Dalforno and Donna [ 3 ] defined this lesion as ameloblastic fibroma with stroma of granular cells. Later, other investigators named this tumor as central granular cell tumor of the jaws [ 4 , 33 ], central granular cell odontogenic fibroma [ 5 , 7 ], central odontogenic fibroma, granular cell variant [ 6 , 40 - 41 ] and COGCT [ 34 , 38 - 39 ]. At present, most researchers rather to name this lesion as CGCOT [ 8 , 12 - 24 ]; we also prefer this term. Moreover, four authors describe this lesion as GCOT [ 9 , 35 - 37 ].

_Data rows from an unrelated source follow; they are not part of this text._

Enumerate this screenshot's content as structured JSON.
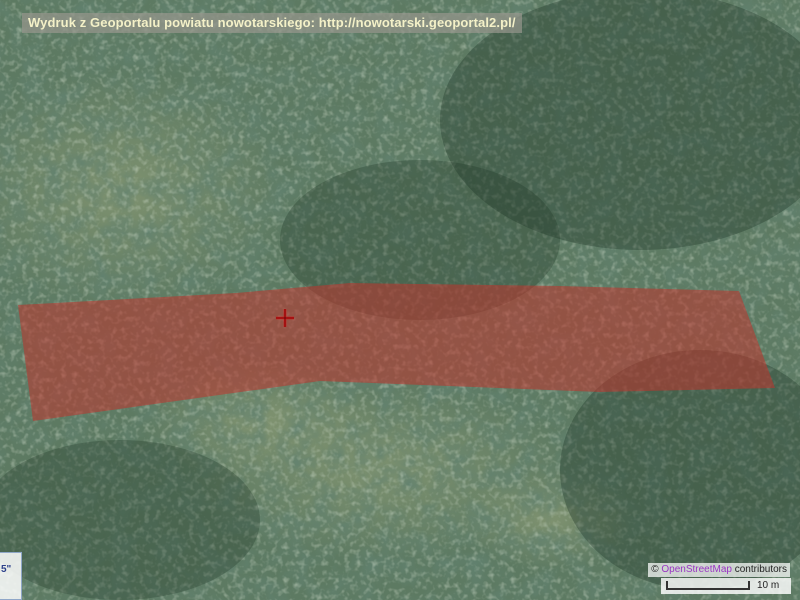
{
  "print_header": "Wydruk z Geoportalu powiatu nowotarskiego: http://nowotarski.geoportal2.pl/",
  "coordinate_display": {
    "visible_text": "5\""
  },
  "attribution": {
    "prefix": "©",
    "link_text": "OpenStreetMap",
    "suffix": "contributors"
  },
  "scale": {
    "label": "10 m"
  },
  "colors": {
    "parcel_fill": "#c0332b",
    "parcel_opacity": 0.55,
    "marker": "#d81818",
    "header_text": "#f4f1c8"
  },
  "layers": {
    "base": "aerial-orthophoto",
    "overlay": "highlighted-parcel",
    "marker": "crosshair-marker-icon"
  }
}
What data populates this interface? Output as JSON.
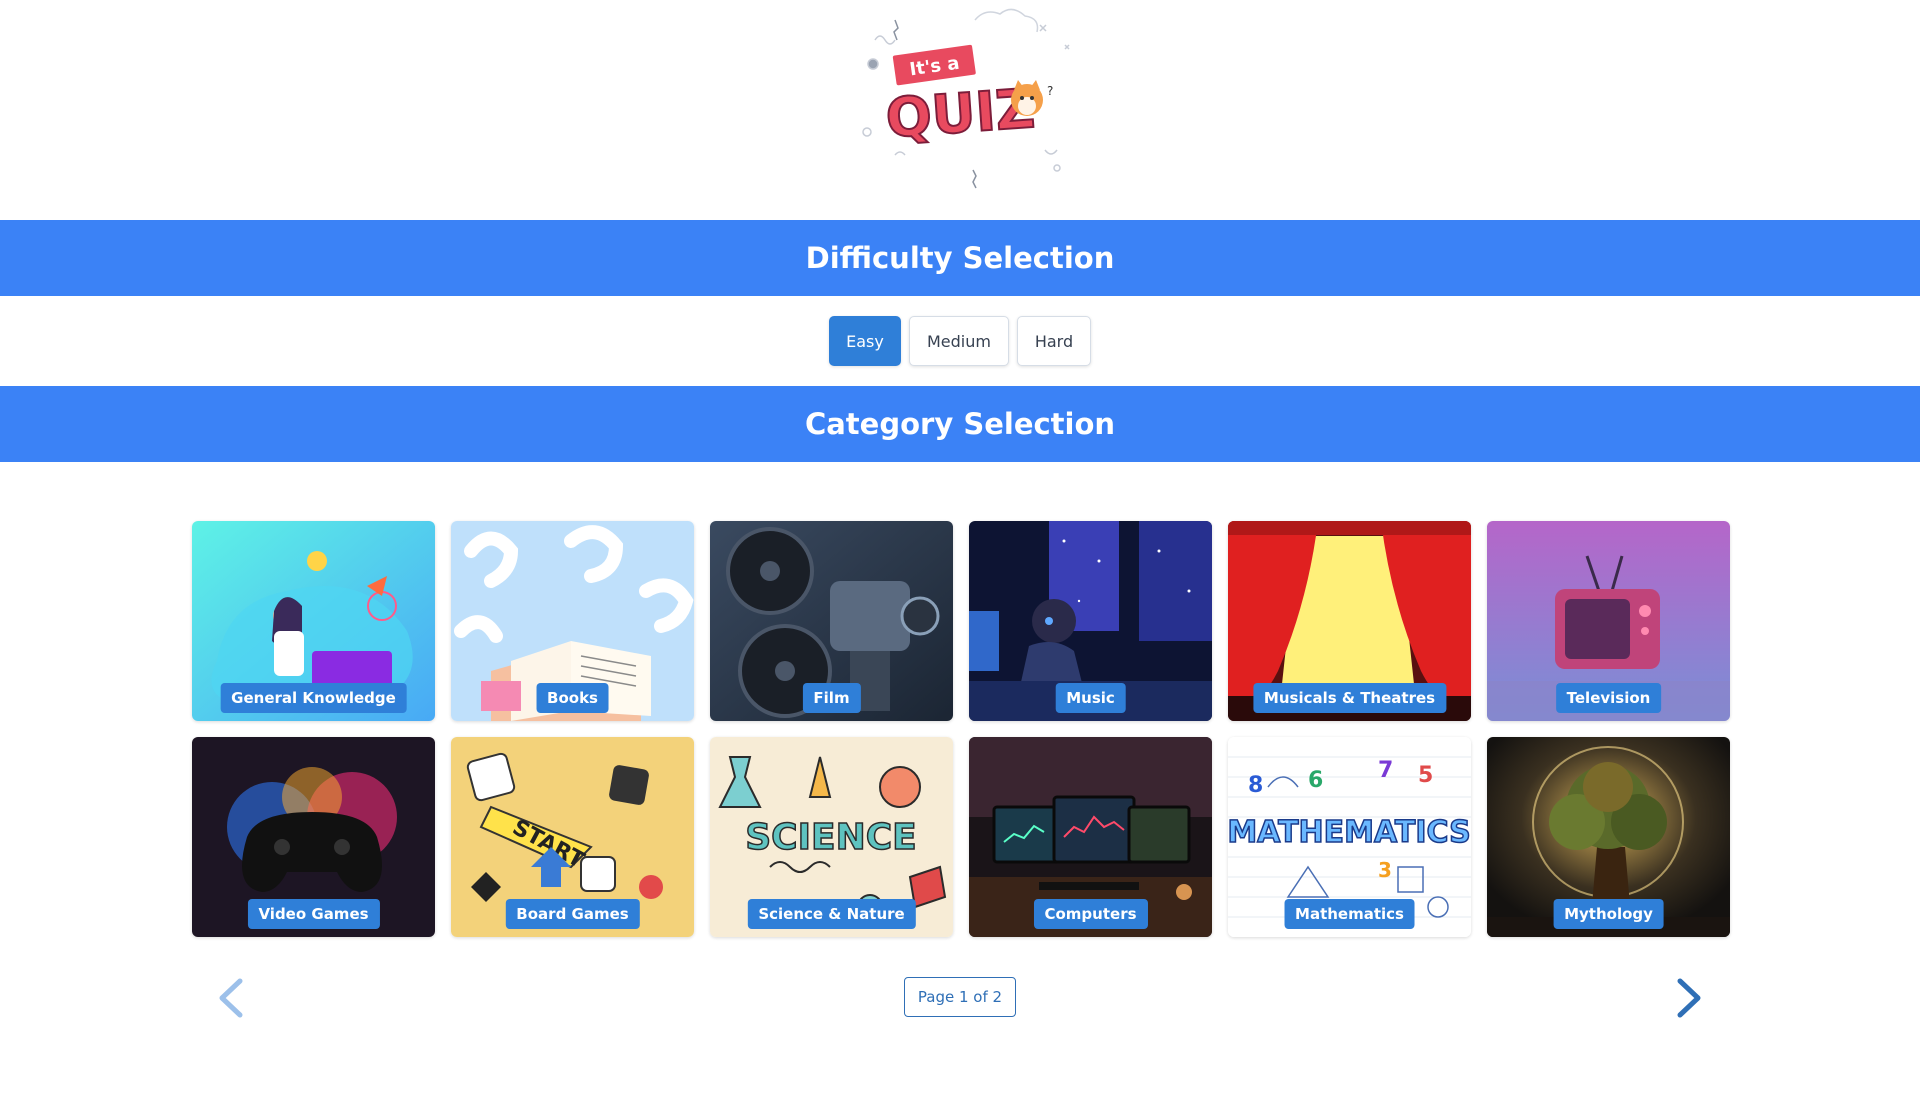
{
  "logo": {
    "line1": "It's a",
    "line2": "QUIZ"
  },
  "difficulty": {
    "title": "Difficulty Selection",
    "options": [
      "Easy",
      "Medium",
      "Hard"
    ],
    "selected": "Easy"
  },
  "category": {
    "title": "Category Selection",
    "items": [
      {
        "label": "General Knowledge",
        "icon": "scientist-illustration"
      },
      {
        "label": "Books",
        "icon": "open-book-illustration"
      },
      {
        "label": "Film",
        "icon": "film-projector-illustration"
      },
      {
        "label": "Music",
        "icon": "listening-to-music-illustration"
      },
      {
        "label": "Musicals & Theatres",
        "icon": "theatre-stage-illustration"
      },
      {
        "label": "Television",
        "icon": "retro-tv-illustration"
      },
      {
        "label": "Video Games",
        "icon": "game-controller-illustration"
      },
      {
        "label": "Board Games",
        "icon": "board-game-pieces-illustration"
      },
      {
        "label": "Science & Nature",
        "icon": "science-doodles-illustration"
      },
      {
        "label": "Computers",
        "icon": "computer-setup-illustration"
      },
      {
        "label": "Mathematics",
        "icon": "mathematics-doodles-illustration"
      },
      {
        "label": "Mythology",
        "icon": "mythic-tree-illustration"
      }
    ]
  },
  "pagination": {
    "label": "Page 1 of 2",
    "current": 1,
    "total": 2,
    "prev_icon": "chevron-left-icon",
    "next_icon": "chevron-right-icon"
  },
  "colors": {
    "banner": "#3b82f6",
    "button_selected": "#2f7fd8",
    "label_bg": "#2f7fd8",
    "logo_red": "#e84a5f"
  }
}
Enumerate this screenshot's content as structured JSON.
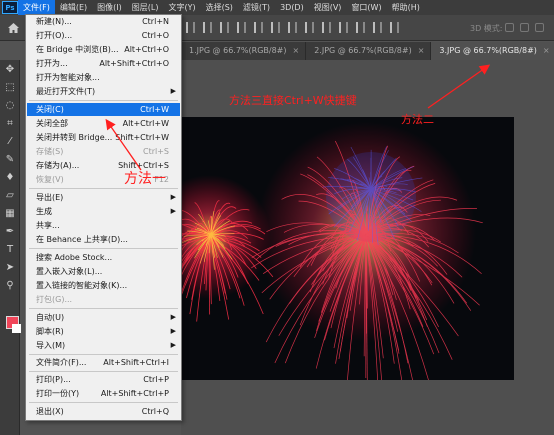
{
  "app": {
    "logo": "Ps"
  },
  "menubar": {
    "items": [
      "文件(F)",
      "编辑(E)",
      "图像(I)",
      "图层(L)",
      "文字(Y)",
      "选择(S)",
      "滤镜(T)",
      "3D(D)",
      "视图(V)",
      "窗口(W)",
      "帮助(H)"
    ]
  },
  "optionsbar": {
    "mode_label": "3D 模式:"
  },
  "tabs": [
    {
      "label": "1.JPG @ 66.7%(RGB/8#)",
      "close": "×"
    },
    {
      "label": "2.JPG @ 66.7%(RGB/8#)",
      "close": "×"
    },
    {
      "label": "3.JPG @ 66.7%(RGB/8#)",
      "close": "×"
    }
  ],
  "file_menu": {
    "items": [
      {
        "label": "新建(N)...",
        "shortcut": "Ctrl+N"
      },
      {
        "label": "打开(O)...",
        "shortcut": "Ctrl+O"
      },
      {
        "label": "在 Bridge 中浏览(B)...",
        "shortcut": "Alt+Ctrl+O"
      },
      {
        "label": "打开为...",
        "shortcut": "Alt+Shift+Ctrl+O"
      },
      {
        "label": "打开为智能对象..."
      },
      {
        "label": "最近打开文件(T)",
        "submenu": "▶"
      },
      {
        "label": "关闭(C)",
        "shortcut": "Ctrl+W"
      },
      {
        "label": "关闭全部",
        "shortcut": "Alt+Ctrl+W"
      },
      {
        "label": "关闭并转到 Bridge...",
        "shortcut": "Shift+Ctrl+W"
      },
      {
        "label": "存储(S)",
        "shortcut": "Ctrl+S"
      },
      {
        "label": "存储为(A)...",
        "shortcut": "Shift+Ctrl+S"
      },
      {
        "label": "恢复(V)",
        "shortcut": "F12"
      },
      {
        "label": "导出(E)",
        "submenu": "▶"
      },
      {
        "label": "生成",
        "submenu": "▶"
      },
      {
        "label": "共享..."
      },
      {
        "label": "在 Behance 上共享(D)..."
      },
      {
        "label": "搜索 Adobe Stock..."
      },
      {
        "label": "置入嵌入对象(L)..."
      },
      {
        "label": "置入链接的智能对象(K)..."
      },
      {
        "label": "打包(G)..."
      },
      {
        "label": "自动(U)",
        "submenu": "▶"
      },
      {
        "label": "脚本(R)",
        "submenu": "▶"
      },
      {
        "label": "导入(M)",
        "submenu": "▶"
      },
      {
        "label": "文件简介(F)...",
        "shortcut": "Alt+Shift+Ctrl+I"
      },
      {
        "label": "打印(P)...",
        "shortcut": "Ctrl+P"
      },
      {
        "label": "打印一份(Y)",
        "shortcut": "Alt+Shift+Ctrl+P"
      },
      {
        "label": "退出(X)",
        "shortcut": "Ctrl+Q"
      }
    ]
  },
  "annotations": {
    "method3": "方法三直接Ctrl+W快捷键",
    "method2": "方法二",
    "method1": "方法一"
  },
  "colors": {
    "accent": "#1473e6",
    "annotation": "#ff2020",
    "foreground_swatch": "#f0465a",
    "background_swatch": "#ffffff"
  }
}
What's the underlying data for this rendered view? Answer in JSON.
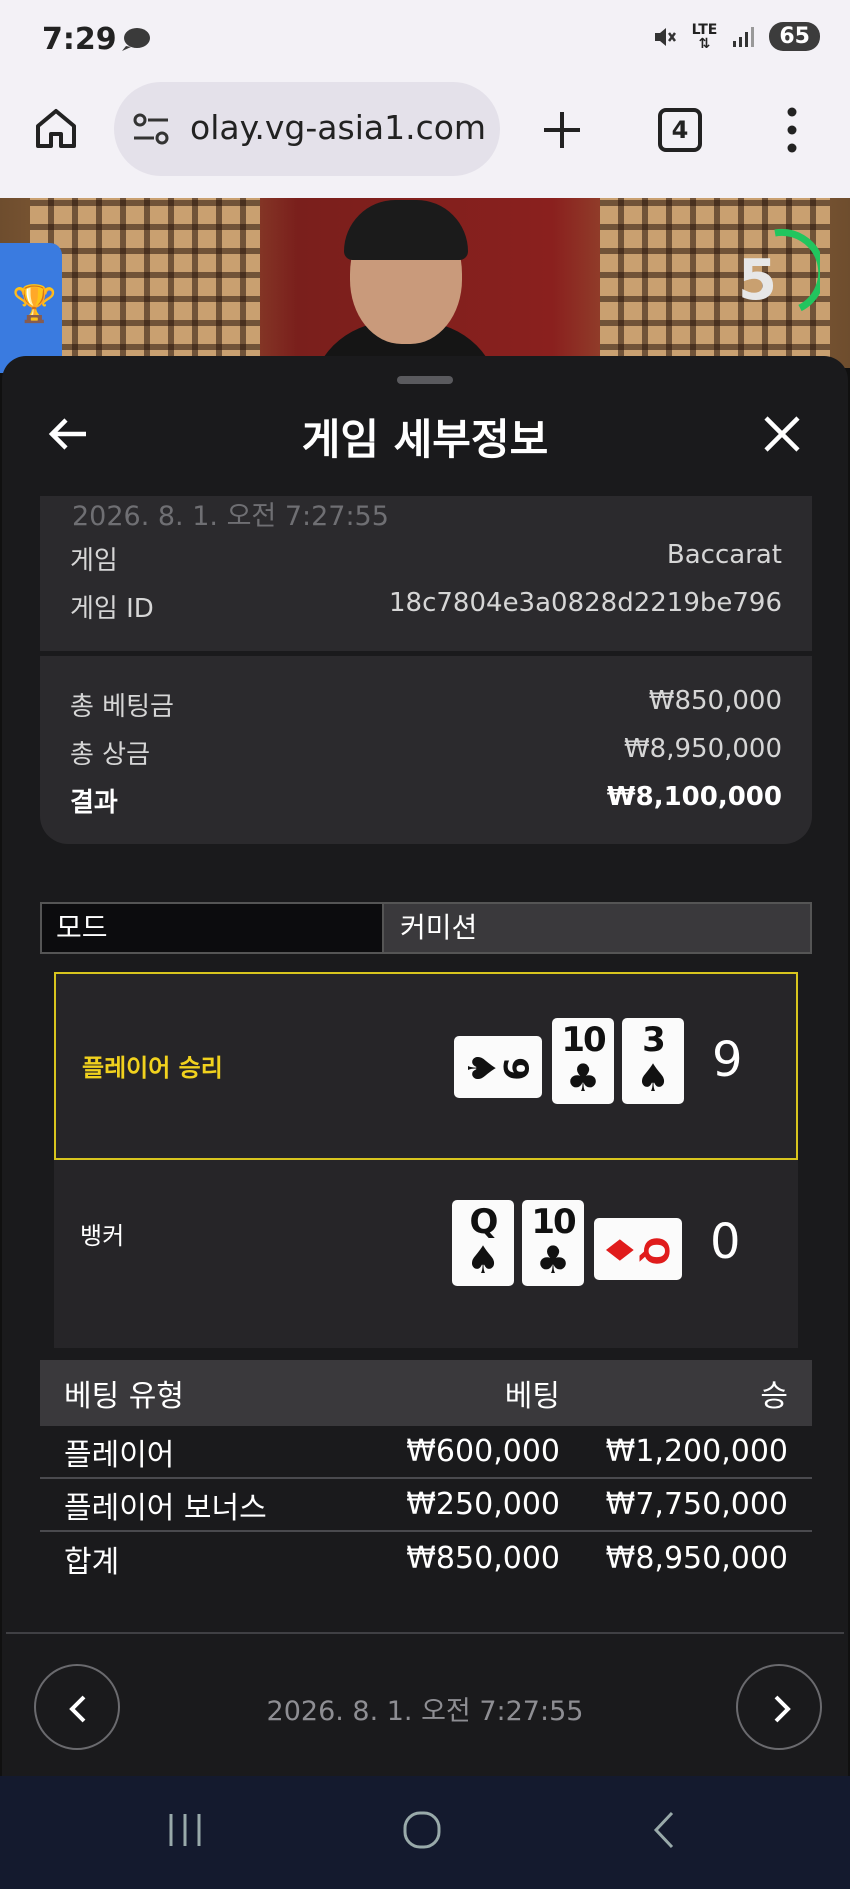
{
  "status": {
    "time": "7:29",
    "lte": "LTE",
    "battery": "65"
  },
  "browser": {
    "url": "olay.vg-asia1.com",
    "tab_count": "4"
  },
  "video": {
    "countdown": "5"
  },
  "sheet": {
    "title": "게임 세부정보",
    "date_top": "2026. 8. 1. 오전 7:27:55",
    "game_label": "게임",
    "game_value": "Baccarat",
    "game_id_label": "게임 ID",
    "game_id_value": "18c7804e3a0828d2219be796",
    "total_bet_label": "총 베팅금",
    "total_bet_value": "₩850,000",
    "total_prize_label": "총 상금",
    "total_prize_value": "₩8,950,000",
    "result_label": "결과",
    "result_value": "₩8,100,000"
  },
  "mode": {
    "left": "모드",
    "right": "커미션"
  },
  "hands": {
    "player": {
      "label": "플레이어 승리",
      "score": "9",
      "cards": [
        {
          "rank": "9",
          "suit": "♠",
          "color": "#111111",
          "sideways": true
        },
        {
          "rank": "10",
          "suit": "♣",
          "color": "#111111",
          "sideways": false
        },
        {
          "rank": "3",
          "suit": "♠",
          "color": "#111111",
          "sideways": false
        }
      ]
    },
    "banker": {
      "label": "뱅커",
      "score": "0",
      "cards": [
        {
          "rank": "Q",
          "suit": "♠",
          "color": "#111111",
          "sideways": false
        },
        {
          "rank": "10",
          "suit": "♣",
          "color": "#111111",
          "sideways": false
        },
        {
          "rank": "Q",
          "suit": "♦",
          "color": "#e01c1c",
          "sideways": true
        }
      ]
    }
  },
  "bets": {
    "headers": [
      "베팅 유형",
      "베팅",
      "승"
    ],
    "rows": [
      [
        "플레이어",
        "₩600,000",
        "₩1,200,000"
      ],
      [
        "플레이어 보너스",
        "₩250,000",
        "₩7,750,000"
      ],
      [
        "합계",
        "₩850,000",
        "₩8,950,000"
      ]
    ]
  },
  "footer": {
    "date": "2026. 8. 1. 오전 7:27:55"
  },
  "colors": {
    "win_border": "#d8c51e",
    "win_text": "#f1d21e",
    "sheet_bg": "#1a1a1c"
  }
}
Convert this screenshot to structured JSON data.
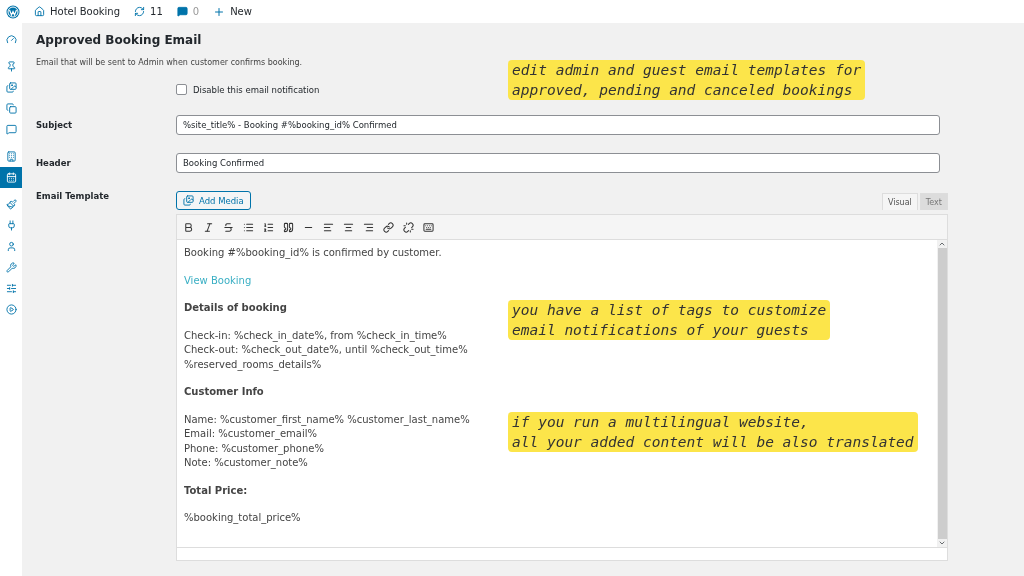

The review of literature showed that the mean age of the 51 reported cases was 43.53 years with a range of 16 to 77 years. The mean age was reported in previous researches as 47.3 in Gesek et al. [ 8 ], 46. 2 in Gomes et al. [ 9 ], 45.8 in Chiang et al. [ 20 ], and 45.21 in Sarode et al. [ 10 ]; which were higher than the age of our case. Our review showed that more than half (61%) of patients were older than 40 years of age, which is similarly reported by Sarode et al. [ 10 ] and Neville et al. [ 43 ]. There is a marked female predilection (72%) in this lesion. The most common location was the mandibular premolar/ molar area (64%), followed by maxillary premolar / molar area (18%). Only two cases affecting the anterior region of maxilla (4.5%) was reported [ 24 , 40 ]. In mandible, there was a tendency for tumor growth on the left side (20 cases, 69%), in contrast to the right side (9 cases, 31%).In maxilla, this tendency occurred in the right side of the jaw . However, Chiang et al. [ 20 ] described equal distribution of this tumor on the left side and right side of the maxilla. Our review showed that 52% of cases affected whites, which was similarly reported by Kim et al. [ 15 ] and Chiang et al. [ 20 ].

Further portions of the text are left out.